A skateboarder shoots off a ramp with a velocity of 6.5 m/s, directed at an angle of 63° above the horizontal. The end of the ramp is 1.5 m above the ground. Let the x axis be parallel to the ground, the +y direction be vertically upward, and take as the origin the point on the ground directly below the top of the ramp.

(a) How high above the ground is the highest point that the skateboarder reaches?

(b) When the skateboarder reaches the highest point, how far is this point horizontally from the end of the ramp?

(a) The vertical rise H can be determined by requiring that the vertical portion of the kinetic energy, (1/2)M*(V sin 63)^2, be converted to potential energy M g H.

H = (1/2)(V sin63)^2/g
Add H to the initial platform height, 1.5 m, for the highest point elevation above ground.
(b) Multiply the time to reach maximum height (zero vetical velocity), (Vsin63)/g, by the horizontal velocity component, V cos63.

X = (V^2/g)sin63 cos63

To solve both parts of the problem, we can break down the skateboarder's motion into horizontal and vertical components. Let's start with part (a).

(a) To determine how high above the ground the skateboarder reaches, we need to find the maximum height of the projectile's trajectory.

The initial velocity of the skateboarder is given as 6.5 m/s at an angle of 63° above the horizontal. We can decompose this velocity into its horizontal and vertical components.

The horizontal component (Vx) can be calculated using the equation Vx = V * cos(θ), where V represents the initial velocity and θ represents the angle above the horizontal.
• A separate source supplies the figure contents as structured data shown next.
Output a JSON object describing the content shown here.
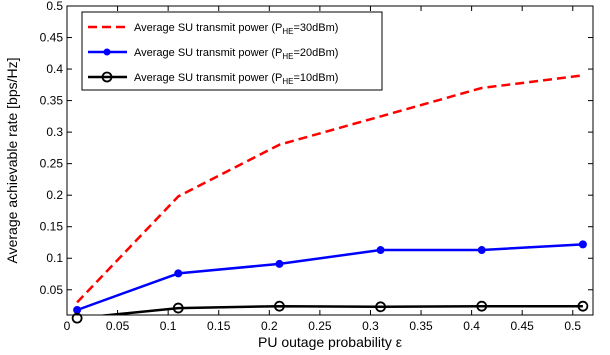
{
  "chart_data": {
    "type": "line",
    "title": "",
    "xlabel": "PU outage probability ε",
    "ylabel": "Average achievable rate [bps/Hz]",
    "xlim": [
      0,
      0.52
    ],
    "ylim": [
      0.01,
      0.5
    ],
    "xticks": [
      "0",
      "0.05",
      "0.1",
      "0.15",
      "0.2",
      "0.25",
      "0.3",
      "0.35",
      "0.4",
      "0.45",
      "0.5"
    ],
    "yticks": [
      "0.05",
      "0.1",
      "0.15",
      "0.2",
      "0.25",
      "0.3",
      "0.35",
      "0.4",
      "0.45",
      "0.5"
    ],
    "grid": false,
    "legend_position": "top-left",
    "series": [
      {
        "name_main": "Average SU transmit power (P",
        "name_sub": "HE",
        "name_tail": "=30dBm)",
        "color": "#ff0000",
        "style": "dashed",
        "marker": "none",
        "x": [
          0.01,
          0.11,
          0.21,
          0.31,
          0.41,
          0.51
        ],
        "y": [
          0.03,
          0.198,
          0.28,
          0.325,
          0.37,
          0.39
        ]
      },
      {
        "name_main": "Average SU transmit power (P",
        "name_sub": "HE",
        "name_tail": "=20dBm)",
        "color": "#0000ff",
        "style": "solid",
        "marker": "dot",
        "x": [
          0.01,
          0.11,
          0.21,
          0.31,
          0.41,
          0.51
        ],
        "y": [
          0.018,
          0.076,
          0.091,
          0.113,
          0.113,
          0.122
        ]
      },
      {
        "name_main": "Average SU transmit power (P",
        "name_sub": "HE",
        "name_tail": "=10dBm)",
        "color": "#000000",
        "style": "solid",
        "marker": "circle",
        "x": [
          0.01,
          0.11,
          0.21,
          0.31,
          0.41,
          0.51
        ],
        "y": [
          0.005,
          0.021,
          0.024,
          0.023,
          0.024,
          0.024
        ]
      }
    ]
  }
}
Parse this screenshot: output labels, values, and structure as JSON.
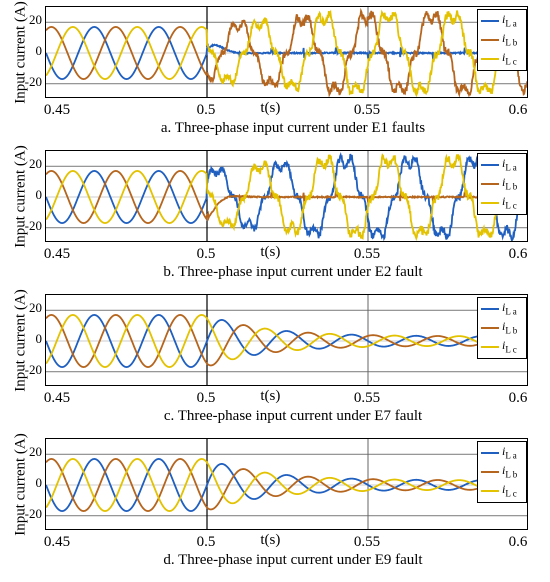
{
  "chart_data": [
    {
      "type": "line",
      "caption": "a.  Three-phase input current under E1 faults",
      "ylabel": "Input current (A)",
      "xlabel": "t(s)",
      "xlim": [
        0.45,
        0.6
      ],
      "ylim": [
        -30,
        30
      ],
      "x_ticks": [
        "0.45",
        "0.5",
        "0.55",
        "0.6"
      ],
      "y_ticks": [
        "20",
        "0",
        "-20"
      ],
      "grid": "y-only at ±20, 0 plus x at 0.5 and 0.55",
      "legend_position": "top-right",
      "series": [
        {
          "name": "iLa",
          "symbol": "i",
          "sub": "L a",
          "color": "#1f5fbf",
          "pre_amp": 17,
          "phase_deg": 0,
          "post": {
            "amp_end": 3,
            "shape": "near-zero spikes after fault"
          }
        },
        {
          "name": "iLb",
          "symbol": "i",
          "sub": "L b",
          "color": "#b5651d",
          "pre_amp": 17,
          "phase_deg": -120,
          "post": {
            "amp_end": 25,
            "shape": "growing distorted"
          }
        },
        {
          "name": "iLc",
          "symbol": "i",
          "sub": "L c",
          "color": "#e3c200",
          "pre_amp": 17,
          "phase_deg": 120,
          "post": {
            "amp_end": 25,
            "shape": "growing distorted"
          }
        }
      ]
    },
    {
      "type": "line",
      "caption": "b. Three-phase input current under E2 fault",
      "ylabel": "Input current (A)",
      "xlabel": "t(s)",
      "xlim": [
        0.45,
        0.6
      ],
      "ylim": [
        -30,
        30
      ],
      "x_ticks": [
        "0.45",
        "0.5",
        "0.55",
        "0.6"
      ],
      "y_ticks": [
        "20",
        "0",
        "-20"
      ],
      "legend_position": "top-right",
      "series": [
        {
          "name": "iLa",
          "symbol": "i",
          "sub": "L a",
          "color": "#1f5fbf",
          "pre_amp": 17,
          "phase_deg": 0,
          "post": {
            "amp_end": 25,
            "shape": "growing distorted"
          }
        },
        {
          "name": "iLb",
          "symbol": "i",
          "sub": "L b",
          "color": "#b5651d",
          "pre_amp": 17,
          "phase_deg": -120,
          "post": {
            "amp_end": 3,
            "shape": "near-zero spikes after fault"
          }
        },
        {
          "name": "iLc",
          "symbol": "i",
          "sub": "L c",
          "color": "#e3c200",
          "pre_amp": 17,
          "phase_deg": 120,
          "post": {
            "amp_end": 25,
            "shape": "growing distorted"
          }
        }
      ]
    },
    {
      "type": "line",
      "caption": "c. Three-phase input current under E7 fault",
      "ylabel": "Input current (A)",
      "xlabel": "t(s)",
      "xlim": [
        0.45,
        0.6
      ],
      "ylim": [
        -30,
        30
      ],
      "x_ticks": [
        "0.45",
        "0.5",
        "0.55",
        "0.6"
      ],
      "y_ticks": [
        "20",
        "0",
        "-20"
      ],
      "legend_position": "top-right",
      "series": [
        {
          "name": "iLa",
          "symbol": "i",
          "sub": "L a",
          "color": "#1f5fbf",
          "pre_amp": 17,
          "phase_deg": 0,
          "post": {
            "amp_end": 3,
            "shape": "decaying"
          }
        },
        {
          "name": "iLb",
          "symbol": "i",
          "sub": "L b",
          "color": "#b5651d",
          "pre_amp": 17,
          "phase_deg": -120,
          "post": {
            "amp_end": 3,
            "shape": "decaying"
          }
        },
        {
          "name": "iLc",
          "symbol": "i",
          "sub": "L c",
          "color": "#e3c200",
          "pre_amp": 17,
          "phase_deg": 120,
          "post": {
            "amp_end": 3,
            "shape": "decaying"
          }
        }
      ]
    },
    {
      "type": "line",
      "caption": "d. Three-phase input current under E9 fault",
      "ylabel": "Input current (A)",
      "xlabel": "t(s)",
      "xlim": [
        0.45,
        0.6
      ],
      "ylim": [
        -30,
        30
      ],
      "x_ticks": [
        "0.45",
        "0.5",
        "0.55",
        "0.6"
      ],
      "y_ticks": [
        "20",
        "0",
        "-20"
      ],
      "legend_position": "top-right",
      "series": [
        {
          "name": "iLa",
          "symbol": "i",
          "sub": "L a",
          "color": "#1f5fbf",
          "pre_amp": 17,
          "phase_deg": 0,
          "post": {
            "amp_end": 3,
            "shape": "decaying"
          }
        },
        {
          "name": "iLb",
          "symbol": "i",
          "sub": "L b",
          "color": "#b5651d",
          "pre_amp": 17,
          "phase_deg": -120,
          "post": {
            "amp_end": 3,
            "shape": "decaying"
          }
        },
        {
          "name": "iLc",
          "symbol": "i",
          "sub": "L c",
          "color": "#e3c200",
          "pre_amp": 17,
          "phase_deg": 120,
          "post": {
            "amp_end": 3,
            "shape": "decaying"
          }
        }
      ]
    }
  ],
  "fault_time_s": 0.5,
  "frequency_hz": 50
}
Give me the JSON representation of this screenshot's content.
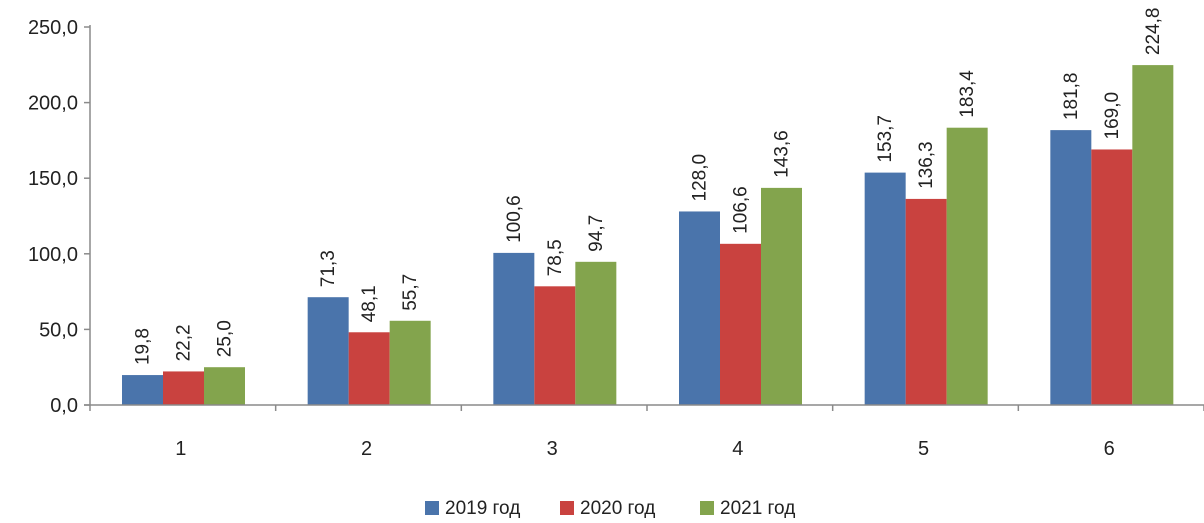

Let's plug in the values and calculate it.

Vx = 6.5 m/s * cos(63°) = 6.5 m/s * 0.447 = 2.91 m/s (rounded to two decimal places)

Next, we need to find the vertical component (Vy) using the equation Vy = V * sin(θ).

Vy = 6.5 m/s * sin(63°) = 6.5 m/s * 0.894 = 5.84 m/s (rounded to two decimal places)

At the highest point, the vertical velocity component (Vy) will be zero, as the skateboarder momentarily stops moving upward before descending.

Using the equation Vy^2 = V0y^2 + 2 * a * Δy, where Vy represents the final vertical velocity, V0y represents the initial vertical velocity, a represents the acceleration due to gravity (-9.8 m/s^2), and Δy represents the change in height.

Since Vy is zero, we can rewrite the equation as 0 = (5.84 m/s)^2 + 2 * (-9.8 m/s^2) * Δy.

Now we can solve for Δy, the change in height.

(5.84 m/s)^2 = 2 * (-9.8 m/s^2) * Δy

34.06 m^2/s^2 = -19.6 m/s^2 * Δy

Δy = 34.06 m^2/s^2 / (-19.6 m/s^2) = -1.74 m

Since we are looking for the height above the ground, Δy is negative because it is below the ramp.

Therefore, the highest point above the ground that the skateboarder reaches is 1.5 m - 1.74 m = -0.24 m (rounded to two decimal places).

(b) To determine the horizontal distance from the end of the ramp to the highest point, we can use the equation Δx = Vx * t, where Δx represents the horizontal displacement and t represents the time it takes for the skateboarder to reach the highest point.

To find t, we can use the equation Vy = V0y + a * t, where Vy represents the final vertical velocity, V0y represents the initial vertical velocity, a represents the acceleration due to gravity (-9.8 m/s^2), and t represents the time.

Since Vy is zero at the highest point, we can rewrite the equation as 0 = 5.84 m/s + (-9.8 m/s^2) * t.

Solving for t:

5.84 m/s = (-9.8 m/s^2) * t

t = 5.84 m/s / (-9.8 m/s^2) = -0.595 s (rounded to three decimal places)

Since we are only concerned with the magnitude of time, t is positive. Therefore, t = 0.595 s.

Now we can calculate Δx using the horizontal component Vx and time t.

Δx = 2.91 m/s * 0.595 s = 1.73 m (rounded to two decimal places)

Therefore, when the skateboarder reaches the highest point, the horizontal distance from the end of the ramp is approximately 1.73 meters.